Isn't the situation even more "impossible" than that? What if A and C together
are less effective than C taken alone, for example? How can anyone know about
combination effects of medications without actually conducting studies?

Art
 
#12
Thanks for all complicated answers, i will try again:

Imagine a wizard, he will give me 3 magic pills. He says that the pills are independant of each other, does not work in the same way but will all to the same work. He says that the pills do not interact to each other. He can't explain how the tablets work, all he can say is that it will decrease the lenght of the index finger (by the person who will eat it).


The wizard shows me 3 tablets, they all look the same, and says the following.


tablet A have been shown to reduce the size by 20 % alone.
tablet B have been shown to reduce size 10 % alone.
tablet C have been shown to reduce size by 90 % alone.

How will i calculate the additive effect?

Let us say my index finger is 100 cm (try to imagine it)

1. 100 x 0,9 = 90. 90 x 0,8 = 72. 72x 0,1 =7,2 cm
2. any other ideas?
 

Karabiner

TS Contributor
#13
This is a bit annoying. Instead of now telling stories about wizards and
magic pills, you could have told us from the start that you assume
complete independence, i.e. you don't deal with a real medical
problem (in which such an assumption no-one would sensibly make),
but a made-up problem. Of course, if you have three completely
independent multiplicators, the calculation is easy.
 

hlsmith

Less is more. Stay pure. Stay poor.
#14
That was a nice analogy, but it flat out does not address your original question. I am also pretty sure that your new question would never come up on your board examination. The biggest reason being you absolutely cannot just add studies together without examing comparability, that is beyond silly.
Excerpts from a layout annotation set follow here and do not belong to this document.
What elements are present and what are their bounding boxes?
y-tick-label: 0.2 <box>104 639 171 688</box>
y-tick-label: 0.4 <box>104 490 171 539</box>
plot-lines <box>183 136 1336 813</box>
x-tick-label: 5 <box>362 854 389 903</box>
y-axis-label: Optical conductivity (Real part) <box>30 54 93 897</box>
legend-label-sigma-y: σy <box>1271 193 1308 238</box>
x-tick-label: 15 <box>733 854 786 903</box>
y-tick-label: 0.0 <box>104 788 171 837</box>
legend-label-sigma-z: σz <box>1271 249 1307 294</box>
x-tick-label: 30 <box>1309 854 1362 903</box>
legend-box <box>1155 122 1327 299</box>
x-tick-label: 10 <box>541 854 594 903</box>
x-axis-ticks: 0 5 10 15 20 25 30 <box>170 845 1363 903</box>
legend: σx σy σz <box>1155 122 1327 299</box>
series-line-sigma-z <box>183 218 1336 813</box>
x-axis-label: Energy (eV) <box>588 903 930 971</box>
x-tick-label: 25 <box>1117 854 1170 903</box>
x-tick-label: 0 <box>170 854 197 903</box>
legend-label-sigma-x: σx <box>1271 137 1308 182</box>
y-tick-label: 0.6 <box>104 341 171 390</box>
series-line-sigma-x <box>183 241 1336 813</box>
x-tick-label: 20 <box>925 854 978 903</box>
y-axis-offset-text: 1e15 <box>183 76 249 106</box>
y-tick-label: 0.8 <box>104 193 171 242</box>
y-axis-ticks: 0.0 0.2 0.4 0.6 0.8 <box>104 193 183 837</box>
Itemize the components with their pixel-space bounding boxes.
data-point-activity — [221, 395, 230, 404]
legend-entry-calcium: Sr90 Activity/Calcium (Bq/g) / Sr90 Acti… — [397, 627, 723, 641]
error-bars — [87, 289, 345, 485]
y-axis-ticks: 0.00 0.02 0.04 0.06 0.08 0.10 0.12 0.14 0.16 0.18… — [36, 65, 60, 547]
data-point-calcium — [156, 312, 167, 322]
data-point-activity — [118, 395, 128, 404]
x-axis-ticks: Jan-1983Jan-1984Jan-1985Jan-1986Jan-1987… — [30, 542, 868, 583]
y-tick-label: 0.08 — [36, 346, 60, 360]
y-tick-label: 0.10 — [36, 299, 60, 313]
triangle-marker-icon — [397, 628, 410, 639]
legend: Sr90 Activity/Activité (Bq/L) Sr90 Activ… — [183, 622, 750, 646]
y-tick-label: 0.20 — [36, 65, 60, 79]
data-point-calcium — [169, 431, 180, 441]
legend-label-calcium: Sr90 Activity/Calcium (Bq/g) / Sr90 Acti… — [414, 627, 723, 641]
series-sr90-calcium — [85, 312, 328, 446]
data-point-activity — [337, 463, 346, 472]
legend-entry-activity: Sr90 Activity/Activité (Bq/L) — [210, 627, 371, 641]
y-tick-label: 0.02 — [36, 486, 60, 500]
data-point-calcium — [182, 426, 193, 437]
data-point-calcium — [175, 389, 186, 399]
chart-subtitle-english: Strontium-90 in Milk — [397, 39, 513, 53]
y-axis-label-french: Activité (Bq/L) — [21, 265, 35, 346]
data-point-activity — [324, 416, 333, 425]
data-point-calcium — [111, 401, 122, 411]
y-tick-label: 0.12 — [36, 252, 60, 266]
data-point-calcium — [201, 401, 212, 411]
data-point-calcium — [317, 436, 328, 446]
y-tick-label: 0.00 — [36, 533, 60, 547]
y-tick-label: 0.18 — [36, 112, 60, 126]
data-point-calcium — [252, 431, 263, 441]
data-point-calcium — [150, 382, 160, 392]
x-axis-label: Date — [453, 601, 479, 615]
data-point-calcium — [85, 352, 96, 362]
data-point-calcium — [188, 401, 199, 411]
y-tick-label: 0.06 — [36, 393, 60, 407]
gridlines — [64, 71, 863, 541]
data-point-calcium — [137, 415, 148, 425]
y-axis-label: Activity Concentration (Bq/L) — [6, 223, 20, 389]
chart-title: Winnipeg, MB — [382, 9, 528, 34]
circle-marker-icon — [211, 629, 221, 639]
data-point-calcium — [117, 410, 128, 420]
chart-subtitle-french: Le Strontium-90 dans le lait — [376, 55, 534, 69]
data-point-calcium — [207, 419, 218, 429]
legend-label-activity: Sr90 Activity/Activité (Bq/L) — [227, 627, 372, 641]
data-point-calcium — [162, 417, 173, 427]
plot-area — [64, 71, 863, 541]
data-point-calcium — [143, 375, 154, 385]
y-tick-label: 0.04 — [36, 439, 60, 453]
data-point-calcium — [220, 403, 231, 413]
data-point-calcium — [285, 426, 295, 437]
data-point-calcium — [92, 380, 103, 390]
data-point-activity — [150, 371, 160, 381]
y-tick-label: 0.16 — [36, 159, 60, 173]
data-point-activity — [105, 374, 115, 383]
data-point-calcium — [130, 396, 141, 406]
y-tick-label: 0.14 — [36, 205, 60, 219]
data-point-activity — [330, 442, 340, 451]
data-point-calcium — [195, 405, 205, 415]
But you now have an answer to your non-evidence based medicine question, statins and antihypertensives for all.

To get a remote idea of what you should have been looking at, I would reccommend reviewing meta-analysis literature. They just don't jam a bunch of studies together without examining sources of biases and hetergeneity, and those Cochrane Reviews should be your highest level of evidence.